Jacinda Ardern replaced as New Zealand prime minister by education minister Chris Hipkins

The New Zealand education minister has been confirmed as the country's next prime minister after Jacinda Ardern resigned from the role.

Chris Hipkins, 44, got the unanimous support of politicians from his Labour Party after he was the only candidate to enter the race to replace Ms Ardern, whose final day in office will be on 7 February.

He will be officially sworn in to his new role on Wednesday.

Speaking at a news conference after the party announced him as the sole candidate, he said: "I think we're an incredibly strong team."

"We've gone through this process with unity and we'll continue to do that.

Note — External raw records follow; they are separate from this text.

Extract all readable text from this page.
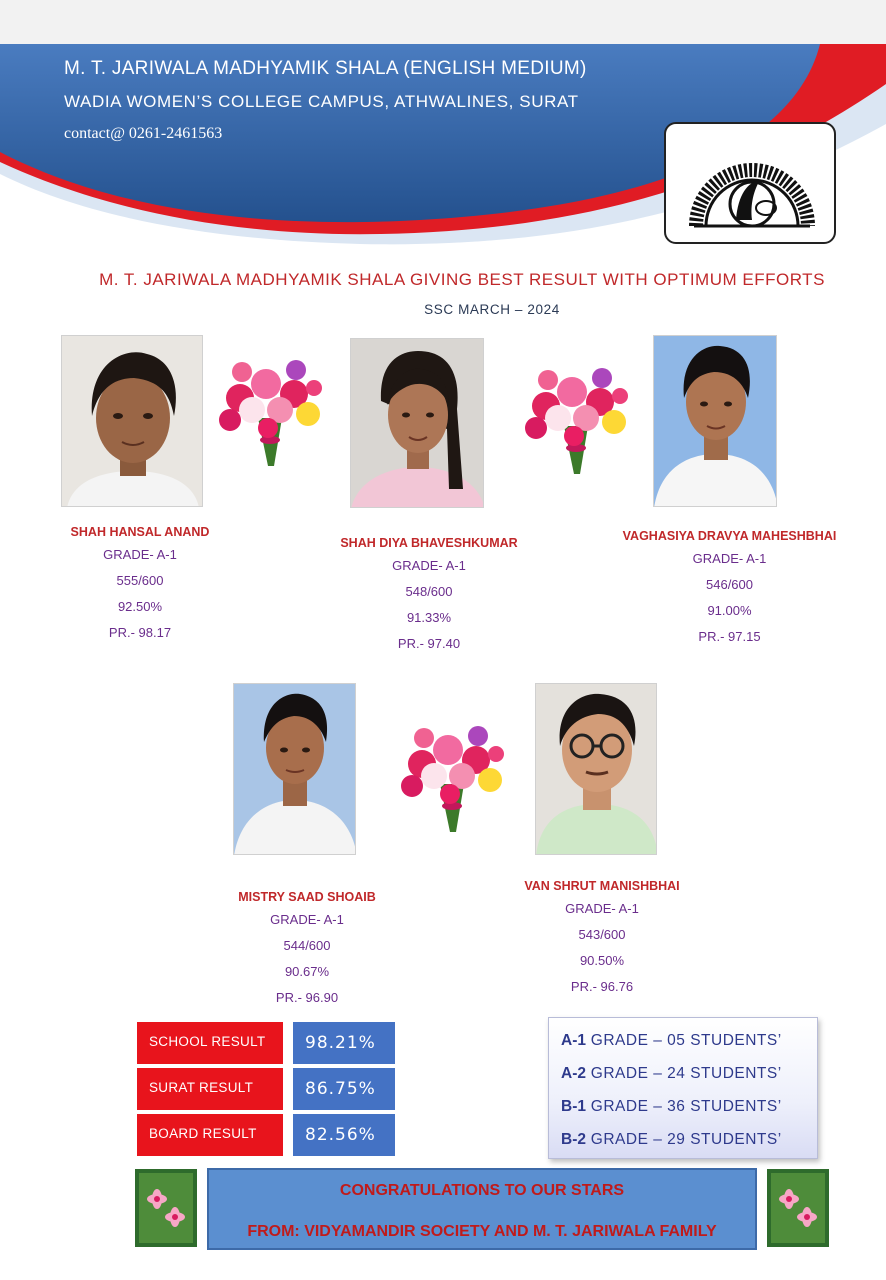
M. T. JARIWALA MADHYAMIK SHALA (ENGLISH MEDIUM)
WADIA WOMEN’S COLLEGE CAMPUS, ATHWALINES, SURAT
contact@ 0261-2461563
M. T. JARIWALA MADHYAMIK SHALA GIVING BEST RESULT WITH OPTIMUM EFFORTS
SSC MARCH – 2024
SHAH HANSAL ANAND
GRADE- A-1
555/600
92.50%
PR.- 98.17
SHAH DIYA BHAVESHKUMAR
GRADE- A-1
548/600
91.33%
PR.- 97.40
VAGHASIYA DRAVYA MAHESHBHAI
GRADE- A-1
546/600
91.00%
PR.- 97.15
MISTRY SAAD SHOAIB
GRADE- A-1
544/600
90.67%
PR.- 96.90
VAN SHRUT MANISHBHAI
GRADE- A-1
543/600
90.50%
PR.- 96.76
SCHOOL RESULT	98.21%
SURAT RESULT	86.75%
BOARD RESULT	82.56%
A-1 GRADE – 05 STUDENTS’
A-2 GRADE – 24 STUDENTS’
B-1 GRADE – 36 STUDENTS’
B-2 GRADE – 29 STUDENTS’
CONGRATULATIONS TO OUR STARS
FROM: VIDYAMANDIR SOCIETY AND M. T. JARIWALA FAMILY
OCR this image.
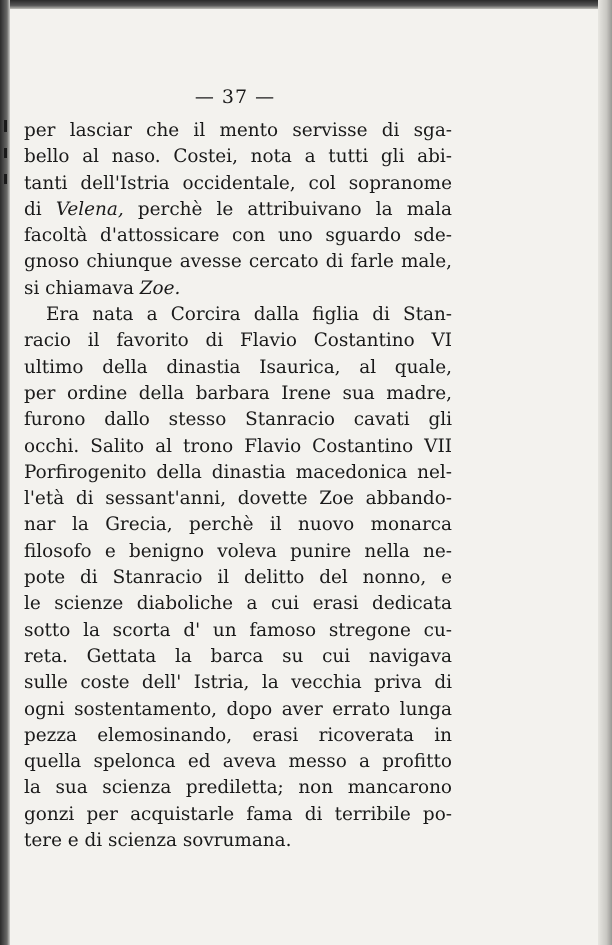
— 37 —
per lasciar che il mento servisse di sga-
bello al naso. Costei, nota a tutti gli abi-
tanti dell'Istria occidentale, col sopranome
di Velena, perchè le attribuivano la mala
facoltà d'attossicare con uno sguardo sde-
gnoso chiunque avesse cercato di farle male,
si chiamava Zoe.
Era nata a Corcira dalla figlia di Stan-
racio il favorito di Flavio Costantino VI
ultimo della dinastia Isaurica, al quale,
per ordine della barbara Irene sua madre,
furono dallo stesso Stanracio cavati gli
occhi. Salito al trono Flavio Costantino VII
Porfirogenito della dinastia macedonica nel-
l'età di sessant'anni, dovette Zoe abbando-
nar la Grecia, perchè il nuovo monarca
filosofo e benigno voleva punire nella ne-
pote di Stanracio il delitto del nonno, e
le scienze diaboliche a cui erasi dedicata
sotto la scorta d' un famoso stregone cu-
reta. Gettata la barca su cui navigava
sulle coste dell' Istria, la vecchia priva di
ogni sostentamento, dopo aver errato lunga
pezza elemosinando, erasi ricoverata in
quella spelonca ed aveva messo a profitto
la sua scienza prediletta; non mancarono
gonzi per acquistarle fama di terribile po-
tere e di scienza sovrumana.
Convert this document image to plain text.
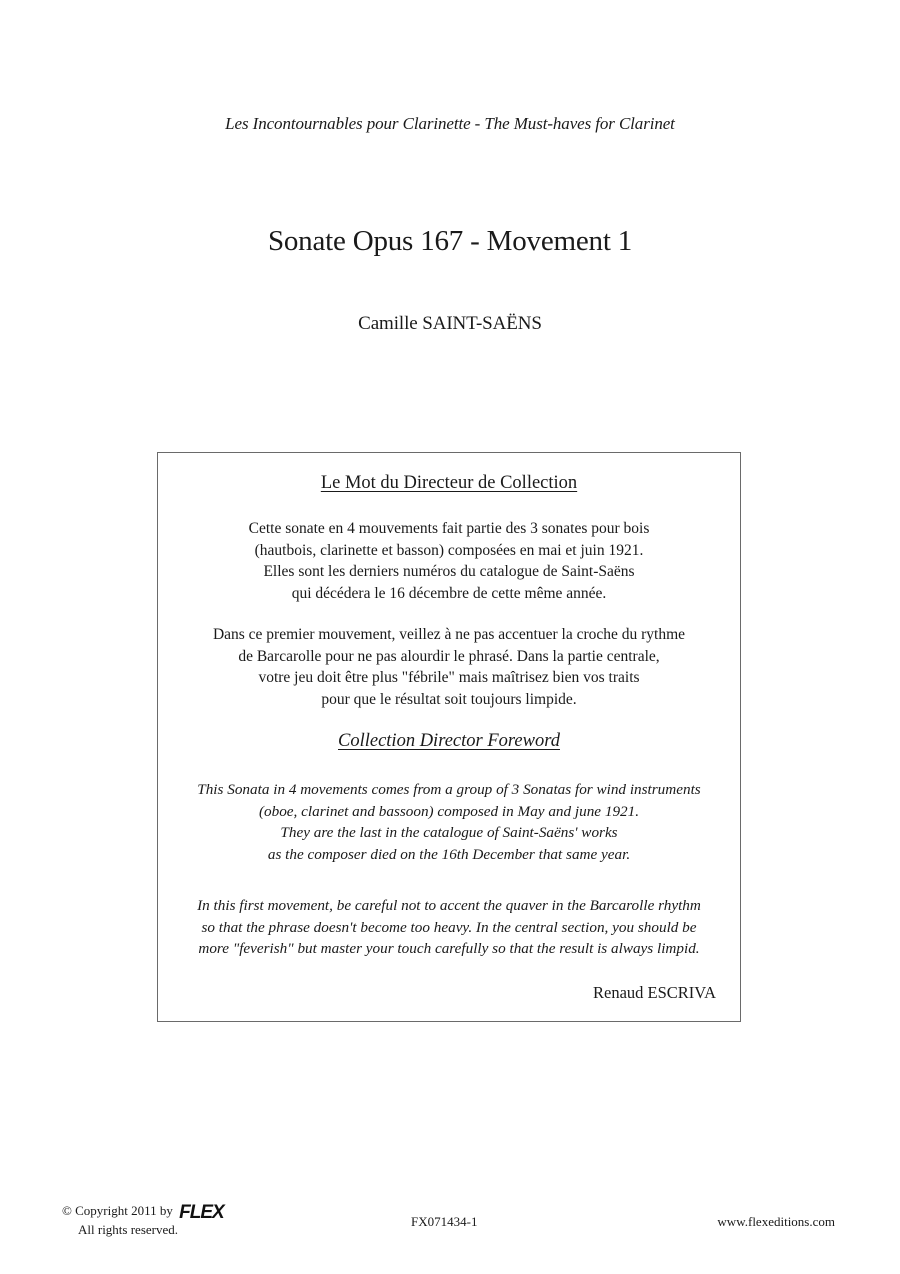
Les Incontournables pour Clarinette - The Must-haves for Clarinet
Sonate Opus 167 - Movement 1
Camille SAINT-SAËNS
Le Mot du Directeur de Collection
Cette sonate en 4 mouvements fait partie des 3 sonates pour bois
(hautbois, clarinette et basson) composées en mai et juin 1921.
Elles sont les derniers numéros du catalogue de Saint-Saëns
qui décédera le 16 décembre de cette même année.
Dans ce premier mouvement, veillez à ne pas accentuer la croche du rythme
de Barcarolle pour ne pas alourdir le phrasé. Dans la partie centrale,
votre jeu doit être plus "fébrile" mais maîtrisez bien vos traits
pour que le résultat soit toujours limpide.
Collection Director Foreword
This Sonata in 4 movements comes from a group of 3 Sonatas for wind instruments
(oboe, clarinet and bassoon) composed in May and june 1921.
They are the last in the catalogue of Saint-Saëns' works
as the composer died on the 16th December that same year.
In this first movement, be careful not to accent the quaver in the Barcarolle rhythm
so that the phrase doesn't become too heavy. In the central section, you should be
more "feverish" but master your touch carefully so that the result is always limpid.
Renaud ESCRIVA
© Copyright 2011 by FLEX
All rights reserved.
FX071434-1	www.flexeditions.com
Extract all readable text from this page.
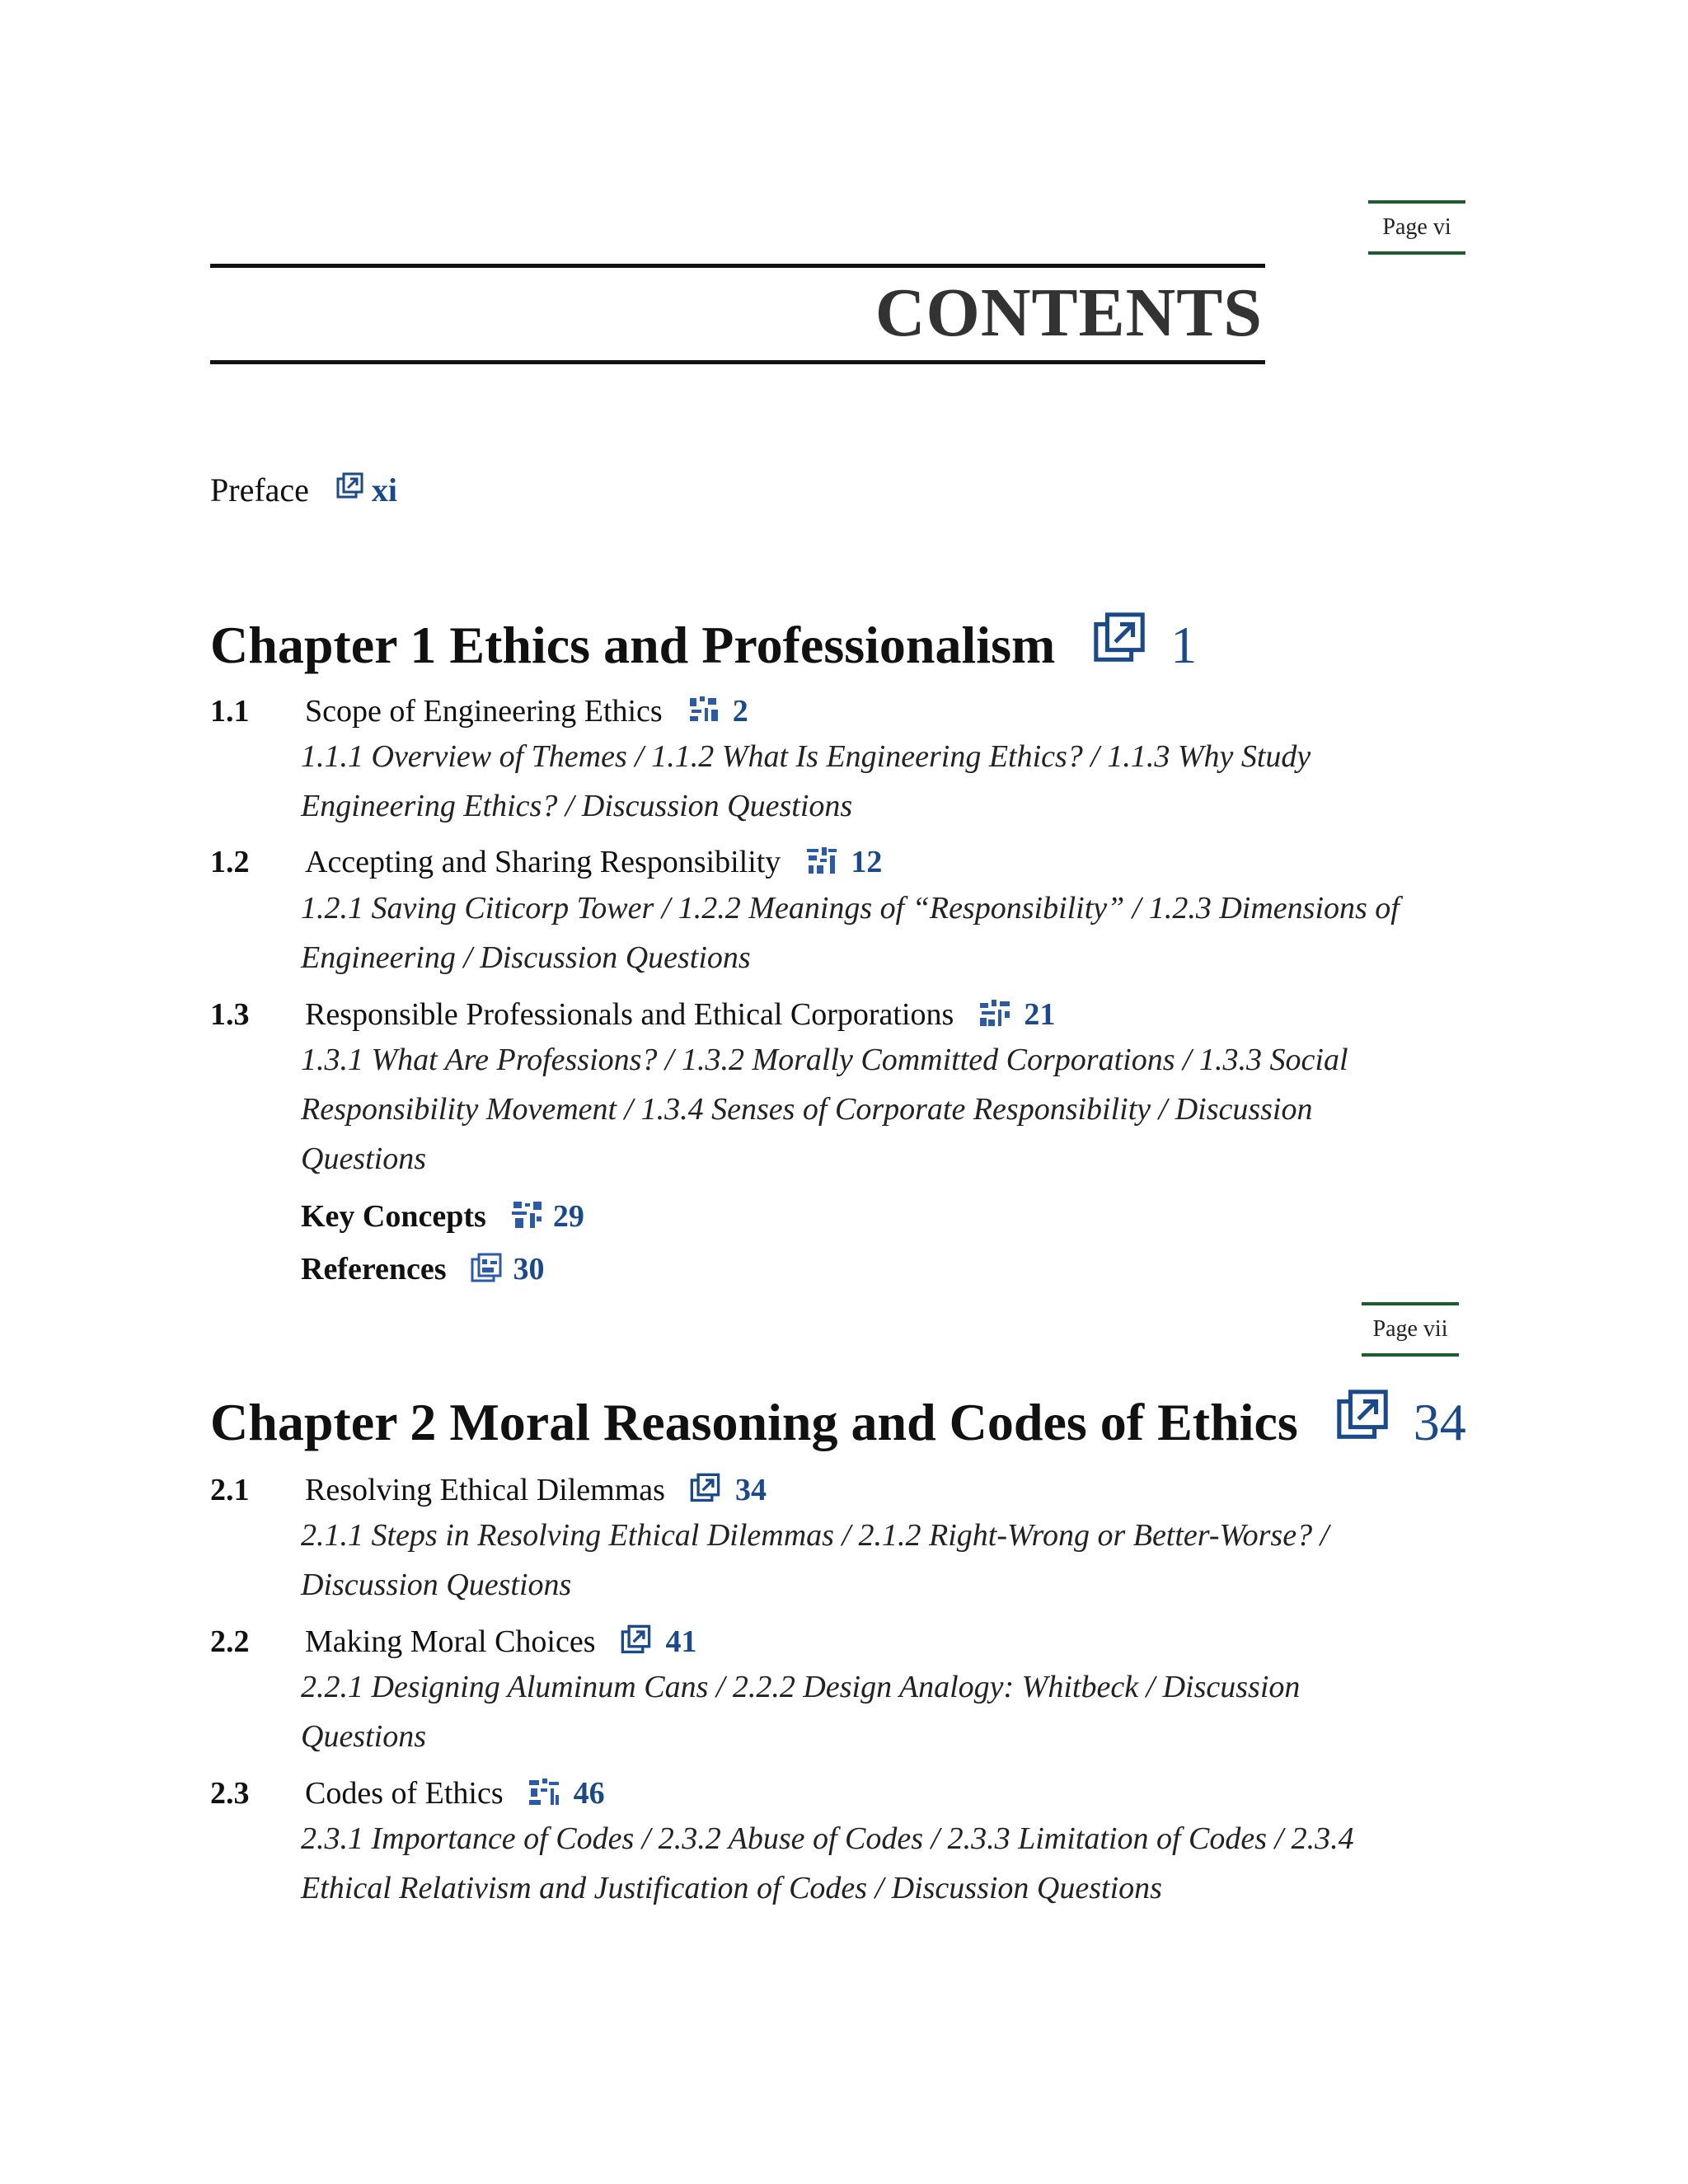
Page vi
Page vii
CONTENTS
Preface xi
Chapter 1 Ethics and Professionalism 1
1.1 Scope of Engineering Ethics 2
1.1.1 Overview of Themes / 1.1.2 What Is Engineering Ethics? / 1.1.3 Why Study
Engineering Ethics? / Discussion Questions
1.2 Accepting and Sharing Responsibility 12
1.2.1 Saving Citicorp Tower / 1.2.2 Meanings of “Responsibility” / 1.2.3 Dimensions of
Engineering / Discussion Questions
1.3 Responsible Professionals and Ethical Corporations 21
1.3.1 What Are Professions? / 1.3.2 Morally Committed Corporations / 1.3.3 Social
Responsibility Movement / 1.3.4 Senses of Corporate Responsibility / Discussion
Questions
Key Concepts 29
References 30
Chapter 2 Moral Reasoning and Codes of Ethics 34
2.1 Resolving Ethical Dilemmas 34
2.1.1 Steps in Resolving Ethical Dilemmas / 2.1.2 Right-Wrong or Better-Worse? /
Discussion Questions
2.2 Making Moral Choices 41
2.2.1 Designing Aluminum Cans / 2.2.2 Design Analogy: Whitbeck / Discussion
Questions
2.3 Codes of Ethics 46
2.3.1 Importance of Codes / 2.3.2 Abuse of Codes / 2.3.3 Limitation of Codes / 2.3.4
Ethical Relativism and Justification of Codes / Discussion Questions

I'm feeling really fortunate to be working with such an amazing group of people who have a real commitment to the service of the people of New Zealand."

Mr Hipkins did not elaborate on his policy plans but said a cabinet reshuffle proposed by Ms Ardern would go ahead, and that Finance Minister Grant Robertson was likely to continue in the role.

He added that he had spoken to Australia Prime Minister Anthony Albanese, who tweeted the two had had "a warm discussion".

Mr Hipkins rose to public prominence during the pandemic, when he took on a crisis management role.

He will have less than eight months in the role before contesting a general election on 14 October.

Ms Ardern choked back tears as she announced to the country of five million people on Thursday that she was stepping down after five and a half years in the role.

She said that she had "nothing left in the tank" and was able to sleep well for the "first time in a long time" after having made the decision to resign.

Read more on Jacinda Ardern:
Ardern may be dodging humiliation by quitting now
From Jacindamania to empty tank: How empathy defined role
Why 'rare' admission about her mental health matters

She did not use the term "burnout", but Professor Sir Cary Cooper, a leading psychologist and author of Burnout In The Workplace, said he had no doubt this was what she was alluding to.

Praising Ms Ardern for her "relatively rare" honesty and openness, Prof Cooper said the impact of this kind of candour would be "very positive".

Some political allies in New Zealand have suggested Ms Ardern took the decision to leave due to the level of abuse she received during her time in power.